Senators Sold Stock Before Steep Market Losses From Virus
Senate Intelligence Committee Chairman Richard Burr, R-N.C., sold as much as $1.7 million in stocks just before the market dropped in February amid fears about the coronavirus epidemic.
But Georgia Sens. David Perdue and Kelly Loeffler also bought and sold stocks during the same time they were receiving briefings on the coronavirus outbreak, leading to questions about whether they used inside information to guide their financial dealings, The Atlanta Journal-Constitution reports.
Senate records show that Burr and his wife sold between roughly $600,000 and $1.7 million in more than 30 separate transactions in late January and mid-February. That was just before the market began to fall and as government health officials began to issue stark warnings about the effects of the virus.
According to financial disclosure forms, Sens. Kelly Loeffler (R-Ga.), James Inhofe (R-Okla.), Dianne Feinstein (D-Calif.) and Richard Burr (R-N.C.) each sold hundreds of thousands of dollars in stocks within days of the Senate holding a classified briefing on Jan. 24 with Trump administration officials on the threat of the coronavirus outbreak, according to The Hill. The sales raise questions about whether the senators violated the STOCK Act, a law that bans members of Congress from making financial trades based on nonpublic information.
Senate rules prohibit members from profiting off of inside information they learn through their elected offices that is not available to the public. Both Perdue and Loeffler deny wrong-doing and say third-party advisers make financial decisions on their behalf.
On Feb. 27, when the United States had 15 confirmed cases of COVID-19, President Trump was tamping down fears and suggesting that the virus could be seasonal.
"It's going to disappear. One day, it's like a miracle. It will disappear," the president said then, before adding, "it could get worse before it gets better. It could maybe go away. We'll see what happens."
On that same day, Burr attended a luncheon held at a social club called the Capitol Hill Club. And he delivered a much more alarming message.

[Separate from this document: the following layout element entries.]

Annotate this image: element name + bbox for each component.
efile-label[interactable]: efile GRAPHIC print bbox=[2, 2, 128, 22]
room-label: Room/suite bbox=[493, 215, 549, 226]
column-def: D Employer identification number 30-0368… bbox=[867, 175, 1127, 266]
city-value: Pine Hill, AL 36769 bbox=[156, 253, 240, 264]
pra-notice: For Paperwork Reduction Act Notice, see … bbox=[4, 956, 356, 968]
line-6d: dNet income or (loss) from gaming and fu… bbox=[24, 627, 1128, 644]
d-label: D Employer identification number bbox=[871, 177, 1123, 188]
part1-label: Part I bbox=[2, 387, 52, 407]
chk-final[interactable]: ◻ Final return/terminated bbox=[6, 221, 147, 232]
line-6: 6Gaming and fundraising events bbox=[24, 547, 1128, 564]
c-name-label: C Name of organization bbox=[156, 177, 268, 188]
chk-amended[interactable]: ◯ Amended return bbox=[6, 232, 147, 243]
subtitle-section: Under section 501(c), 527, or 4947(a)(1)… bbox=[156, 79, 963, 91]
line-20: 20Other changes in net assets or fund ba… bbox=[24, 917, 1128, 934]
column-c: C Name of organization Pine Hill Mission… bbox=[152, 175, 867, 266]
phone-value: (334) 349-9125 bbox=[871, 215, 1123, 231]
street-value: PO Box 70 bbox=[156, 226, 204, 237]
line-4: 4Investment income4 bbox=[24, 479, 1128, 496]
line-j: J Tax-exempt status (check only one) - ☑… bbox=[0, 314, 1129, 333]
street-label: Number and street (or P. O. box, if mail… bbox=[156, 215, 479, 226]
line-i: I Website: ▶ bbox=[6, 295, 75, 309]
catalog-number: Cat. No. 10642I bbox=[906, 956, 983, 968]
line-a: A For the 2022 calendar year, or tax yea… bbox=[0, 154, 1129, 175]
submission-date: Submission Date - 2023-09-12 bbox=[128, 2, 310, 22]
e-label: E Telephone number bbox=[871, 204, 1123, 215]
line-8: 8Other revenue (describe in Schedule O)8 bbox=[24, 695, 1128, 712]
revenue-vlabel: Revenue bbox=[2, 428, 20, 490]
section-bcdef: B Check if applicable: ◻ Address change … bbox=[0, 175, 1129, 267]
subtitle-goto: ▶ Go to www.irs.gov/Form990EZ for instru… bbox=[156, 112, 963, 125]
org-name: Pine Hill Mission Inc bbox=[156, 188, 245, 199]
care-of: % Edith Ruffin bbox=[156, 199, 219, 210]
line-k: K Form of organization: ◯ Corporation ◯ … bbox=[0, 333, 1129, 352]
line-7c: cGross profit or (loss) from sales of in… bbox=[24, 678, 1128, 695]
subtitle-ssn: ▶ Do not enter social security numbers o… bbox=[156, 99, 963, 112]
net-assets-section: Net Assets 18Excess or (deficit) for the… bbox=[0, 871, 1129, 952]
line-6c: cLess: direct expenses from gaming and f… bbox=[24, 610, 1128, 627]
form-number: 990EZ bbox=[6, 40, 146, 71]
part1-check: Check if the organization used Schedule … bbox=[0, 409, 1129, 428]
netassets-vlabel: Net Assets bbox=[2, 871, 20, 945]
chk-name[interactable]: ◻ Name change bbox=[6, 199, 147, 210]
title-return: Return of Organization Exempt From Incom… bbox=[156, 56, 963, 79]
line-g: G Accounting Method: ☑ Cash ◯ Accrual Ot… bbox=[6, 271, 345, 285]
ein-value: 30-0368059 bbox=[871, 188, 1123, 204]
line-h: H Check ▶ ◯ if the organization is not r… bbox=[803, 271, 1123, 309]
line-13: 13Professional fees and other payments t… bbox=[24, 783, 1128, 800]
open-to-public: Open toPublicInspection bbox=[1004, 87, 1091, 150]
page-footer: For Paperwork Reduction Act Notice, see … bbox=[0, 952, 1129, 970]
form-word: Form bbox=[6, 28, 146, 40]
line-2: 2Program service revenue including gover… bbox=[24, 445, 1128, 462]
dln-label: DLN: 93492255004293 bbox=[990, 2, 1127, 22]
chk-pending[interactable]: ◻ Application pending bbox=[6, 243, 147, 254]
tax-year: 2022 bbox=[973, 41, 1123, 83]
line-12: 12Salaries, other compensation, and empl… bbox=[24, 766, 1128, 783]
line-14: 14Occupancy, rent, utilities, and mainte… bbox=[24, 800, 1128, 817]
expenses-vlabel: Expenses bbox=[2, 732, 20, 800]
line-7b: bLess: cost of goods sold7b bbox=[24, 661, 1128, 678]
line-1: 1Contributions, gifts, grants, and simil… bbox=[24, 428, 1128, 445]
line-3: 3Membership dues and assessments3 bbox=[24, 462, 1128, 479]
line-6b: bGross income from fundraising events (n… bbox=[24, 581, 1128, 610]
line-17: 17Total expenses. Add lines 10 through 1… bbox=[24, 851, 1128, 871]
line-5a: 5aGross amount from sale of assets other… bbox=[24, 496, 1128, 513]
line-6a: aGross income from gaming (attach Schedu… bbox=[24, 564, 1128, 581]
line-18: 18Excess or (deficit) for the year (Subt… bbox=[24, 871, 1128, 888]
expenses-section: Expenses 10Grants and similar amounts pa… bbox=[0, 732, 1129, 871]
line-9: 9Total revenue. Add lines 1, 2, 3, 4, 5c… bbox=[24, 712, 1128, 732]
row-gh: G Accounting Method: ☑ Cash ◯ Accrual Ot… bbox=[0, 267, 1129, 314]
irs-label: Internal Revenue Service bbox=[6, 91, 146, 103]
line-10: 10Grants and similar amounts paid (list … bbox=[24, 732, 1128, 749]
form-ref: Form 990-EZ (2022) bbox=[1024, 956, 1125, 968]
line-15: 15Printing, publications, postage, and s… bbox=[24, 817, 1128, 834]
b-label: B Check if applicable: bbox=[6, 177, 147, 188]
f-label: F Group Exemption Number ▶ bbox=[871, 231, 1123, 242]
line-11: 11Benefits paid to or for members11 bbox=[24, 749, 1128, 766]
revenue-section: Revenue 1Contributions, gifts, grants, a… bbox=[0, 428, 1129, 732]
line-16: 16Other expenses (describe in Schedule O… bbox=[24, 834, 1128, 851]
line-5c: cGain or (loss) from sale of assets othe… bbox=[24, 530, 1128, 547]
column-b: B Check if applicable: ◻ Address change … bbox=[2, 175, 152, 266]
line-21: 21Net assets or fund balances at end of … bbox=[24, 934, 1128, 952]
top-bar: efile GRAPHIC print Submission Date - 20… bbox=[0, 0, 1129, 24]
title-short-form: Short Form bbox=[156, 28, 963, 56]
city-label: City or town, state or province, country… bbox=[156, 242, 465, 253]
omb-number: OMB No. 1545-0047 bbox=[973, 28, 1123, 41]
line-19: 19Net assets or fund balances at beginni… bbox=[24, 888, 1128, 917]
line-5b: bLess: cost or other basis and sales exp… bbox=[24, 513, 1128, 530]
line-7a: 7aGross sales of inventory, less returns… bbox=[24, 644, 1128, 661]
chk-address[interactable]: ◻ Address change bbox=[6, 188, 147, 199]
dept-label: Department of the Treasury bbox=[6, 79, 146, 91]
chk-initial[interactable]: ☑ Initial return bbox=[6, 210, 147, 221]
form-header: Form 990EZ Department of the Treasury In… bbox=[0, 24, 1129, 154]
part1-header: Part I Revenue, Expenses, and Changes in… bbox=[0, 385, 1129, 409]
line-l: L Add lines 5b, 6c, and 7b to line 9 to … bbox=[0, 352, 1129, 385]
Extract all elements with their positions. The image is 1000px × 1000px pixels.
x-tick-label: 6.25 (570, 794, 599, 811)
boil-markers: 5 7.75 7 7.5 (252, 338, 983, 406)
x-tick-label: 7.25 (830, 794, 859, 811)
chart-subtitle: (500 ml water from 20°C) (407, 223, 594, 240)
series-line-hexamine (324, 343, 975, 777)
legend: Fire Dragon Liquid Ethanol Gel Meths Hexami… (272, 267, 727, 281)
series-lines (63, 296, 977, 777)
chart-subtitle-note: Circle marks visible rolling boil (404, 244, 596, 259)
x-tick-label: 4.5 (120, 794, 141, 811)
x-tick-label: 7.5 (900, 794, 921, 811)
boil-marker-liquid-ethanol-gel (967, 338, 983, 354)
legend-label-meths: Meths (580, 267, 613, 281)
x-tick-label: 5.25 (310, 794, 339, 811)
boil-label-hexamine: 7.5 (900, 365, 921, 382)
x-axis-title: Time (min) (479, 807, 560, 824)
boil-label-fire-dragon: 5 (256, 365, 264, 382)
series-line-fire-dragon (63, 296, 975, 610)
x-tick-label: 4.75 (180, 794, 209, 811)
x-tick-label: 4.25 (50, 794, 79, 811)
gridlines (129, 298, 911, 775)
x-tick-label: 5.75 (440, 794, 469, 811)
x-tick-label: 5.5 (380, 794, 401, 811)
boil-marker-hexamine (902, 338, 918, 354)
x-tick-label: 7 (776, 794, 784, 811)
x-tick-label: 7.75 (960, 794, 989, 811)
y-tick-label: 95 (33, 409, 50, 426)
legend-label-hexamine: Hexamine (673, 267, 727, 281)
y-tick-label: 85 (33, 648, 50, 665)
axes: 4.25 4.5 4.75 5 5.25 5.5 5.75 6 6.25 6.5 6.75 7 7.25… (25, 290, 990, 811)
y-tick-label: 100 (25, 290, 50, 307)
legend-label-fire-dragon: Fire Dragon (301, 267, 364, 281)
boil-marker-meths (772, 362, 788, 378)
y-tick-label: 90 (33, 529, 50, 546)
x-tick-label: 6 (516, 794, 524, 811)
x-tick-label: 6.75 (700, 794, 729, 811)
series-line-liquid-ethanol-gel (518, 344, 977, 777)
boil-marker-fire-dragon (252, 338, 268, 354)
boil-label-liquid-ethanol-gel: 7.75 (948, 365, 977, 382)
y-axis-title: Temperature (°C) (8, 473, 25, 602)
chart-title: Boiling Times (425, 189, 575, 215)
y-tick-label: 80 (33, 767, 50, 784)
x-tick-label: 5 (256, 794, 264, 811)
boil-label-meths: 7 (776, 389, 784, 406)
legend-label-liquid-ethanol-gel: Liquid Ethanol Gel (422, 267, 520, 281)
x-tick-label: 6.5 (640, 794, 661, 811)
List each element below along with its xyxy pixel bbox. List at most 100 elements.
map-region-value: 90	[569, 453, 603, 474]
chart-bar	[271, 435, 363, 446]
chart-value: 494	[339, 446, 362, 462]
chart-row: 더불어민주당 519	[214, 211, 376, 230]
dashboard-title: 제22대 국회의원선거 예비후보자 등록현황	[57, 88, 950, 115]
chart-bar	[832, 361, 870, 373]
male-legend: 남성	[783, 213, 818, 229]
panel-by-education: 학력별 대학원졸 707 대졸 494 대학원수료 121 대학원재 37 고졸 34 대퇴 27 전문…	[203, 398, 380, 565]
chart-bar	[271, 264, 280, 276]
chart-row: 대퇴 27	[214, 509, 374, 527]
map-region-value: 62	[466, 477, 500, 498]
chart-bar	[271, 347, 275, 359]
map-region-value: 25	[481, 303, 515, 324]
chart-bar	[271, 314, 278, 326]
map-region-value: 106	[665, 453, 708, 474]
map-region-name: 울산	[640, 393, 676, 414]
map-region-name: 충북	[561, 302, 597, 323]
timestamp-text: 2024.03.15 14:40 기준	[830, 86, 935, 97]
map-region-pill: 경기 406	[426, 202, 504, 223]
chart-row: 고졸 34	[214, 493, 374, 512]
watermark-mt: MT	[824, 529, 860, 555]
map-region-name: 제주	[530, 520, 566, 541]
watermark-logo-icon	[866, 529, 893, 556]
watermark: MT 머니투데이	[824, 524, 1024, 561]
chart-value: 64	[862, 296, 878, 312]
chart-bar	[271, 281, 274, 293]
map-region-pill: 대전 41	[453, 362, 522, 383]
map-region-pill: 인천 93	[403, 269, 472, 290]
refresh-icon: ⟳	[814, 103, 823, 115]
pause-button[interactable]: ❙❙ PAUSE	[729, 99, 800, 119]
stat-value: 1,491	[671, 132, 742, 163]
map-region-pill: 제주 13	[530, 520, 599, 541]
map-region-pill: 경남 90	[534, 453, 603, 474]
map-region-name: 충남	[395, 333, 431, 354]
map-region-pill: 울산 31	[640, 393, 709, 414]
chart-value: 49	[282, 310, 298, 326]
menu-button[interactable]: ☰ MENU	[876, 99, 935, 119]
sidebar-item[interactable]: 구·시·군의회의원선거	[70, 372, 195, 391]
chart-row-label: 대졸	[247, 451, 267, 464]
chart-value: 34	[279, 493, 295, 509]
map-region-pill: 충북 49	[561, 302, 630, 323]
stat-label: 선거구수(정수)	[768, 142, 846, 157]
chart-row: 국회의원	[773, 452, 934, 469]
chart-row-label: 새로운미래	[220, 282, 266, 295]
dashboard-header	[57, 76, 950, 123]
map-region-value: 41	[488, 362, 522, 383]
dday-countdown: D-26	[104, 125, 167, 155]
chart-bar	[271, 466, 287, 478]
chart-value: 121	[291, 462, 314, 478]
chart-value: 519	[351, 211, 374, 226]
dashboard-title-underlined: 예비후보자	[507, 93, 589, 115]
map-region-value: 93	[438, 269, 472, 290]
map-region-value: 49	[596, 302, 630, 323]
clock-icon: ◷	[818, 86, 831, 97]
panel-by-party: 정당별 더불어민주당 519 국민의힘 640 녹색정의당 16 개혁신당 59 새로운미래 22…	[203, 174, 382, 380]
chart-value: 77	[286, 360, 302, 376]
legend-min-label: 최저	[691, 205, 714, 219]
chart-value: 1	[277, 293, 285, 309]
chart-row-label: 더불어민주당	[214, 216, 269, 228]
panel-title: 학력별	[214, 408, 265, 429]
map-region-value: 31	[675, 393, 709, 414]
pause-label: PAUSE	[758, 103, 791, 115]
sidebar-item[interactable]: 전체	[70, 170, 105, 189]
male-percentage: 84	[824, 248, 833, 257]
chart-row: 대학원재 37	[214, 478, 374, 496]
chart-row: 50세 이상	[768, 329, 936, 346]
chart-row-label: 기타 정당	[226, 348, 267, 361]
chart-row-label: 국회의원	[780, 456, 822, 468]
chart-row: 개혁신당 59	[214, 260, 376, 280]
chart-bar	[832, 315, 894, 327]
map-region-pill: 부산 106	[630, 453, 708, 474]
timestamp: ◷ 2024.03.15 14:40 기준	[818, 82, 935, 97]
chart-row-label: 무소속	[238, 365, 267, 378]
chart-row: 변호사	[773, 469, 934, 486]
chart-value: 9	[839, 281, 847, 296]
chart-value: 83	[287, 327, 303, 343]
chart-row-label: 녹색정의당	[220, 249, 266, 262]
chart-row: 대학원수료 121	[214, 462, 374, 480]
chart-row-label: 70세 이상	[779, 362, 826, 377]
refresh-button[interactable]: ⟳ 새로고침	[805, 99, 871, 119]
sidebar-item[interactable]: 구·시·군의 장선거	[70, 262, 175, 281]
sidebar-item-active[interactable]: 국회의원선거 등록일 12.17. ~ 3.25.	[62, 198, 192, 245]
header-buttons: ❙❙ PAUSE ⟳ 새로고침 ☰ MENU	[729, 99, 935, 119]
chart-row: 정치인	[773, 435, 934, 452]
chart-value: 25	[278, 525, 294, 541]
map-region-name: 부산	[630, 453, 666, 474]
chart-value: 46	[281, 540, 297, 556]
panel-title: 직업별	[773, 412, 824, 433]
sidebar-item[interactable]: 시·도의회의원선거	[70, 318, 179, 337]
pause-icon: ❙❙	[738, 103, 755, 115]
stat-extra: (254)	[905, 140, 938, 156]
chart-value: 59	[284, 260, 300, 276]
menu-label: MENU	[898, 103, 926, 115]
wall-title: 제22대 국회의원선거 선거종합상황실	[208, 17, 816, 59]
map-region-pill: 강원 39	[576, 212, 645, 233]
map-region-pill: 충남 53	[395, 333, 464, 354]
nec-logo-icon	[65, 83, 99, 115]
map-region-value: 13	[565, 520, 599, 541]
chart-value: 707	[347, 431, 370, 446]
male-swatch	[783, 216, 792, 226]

"There's one thing that I can tell you about this: It is much more aggressive in its transmission than anything that we have seen in recent history," he said, according to a secret recording of the remarks obtained by NPR. "It is probably more akin to the 1918 pandemic."
The luncheon had been organized by the Tar Heel Circle, a nonpartisan group whose membership consists of businesses and organizations in North Carolina, the state Burr represents. Membership to join the Tar Heel Circle costs between $500 and $10,000 and promises that members "enjoy interaction with top leaders and staff from Congress, the administration, and the private sector," according to the group's website.
In attendance, according to a copy of the RSVP list obtained by NPR, were dozens of invited guests representing companies and organizations from North Carolina. And according to federal records, those companies or their political committees donated more than $100,000 to Burr's election campaign in 2015 and 2016. (Burr announced previously he was not planning to run for reelection in 2022.)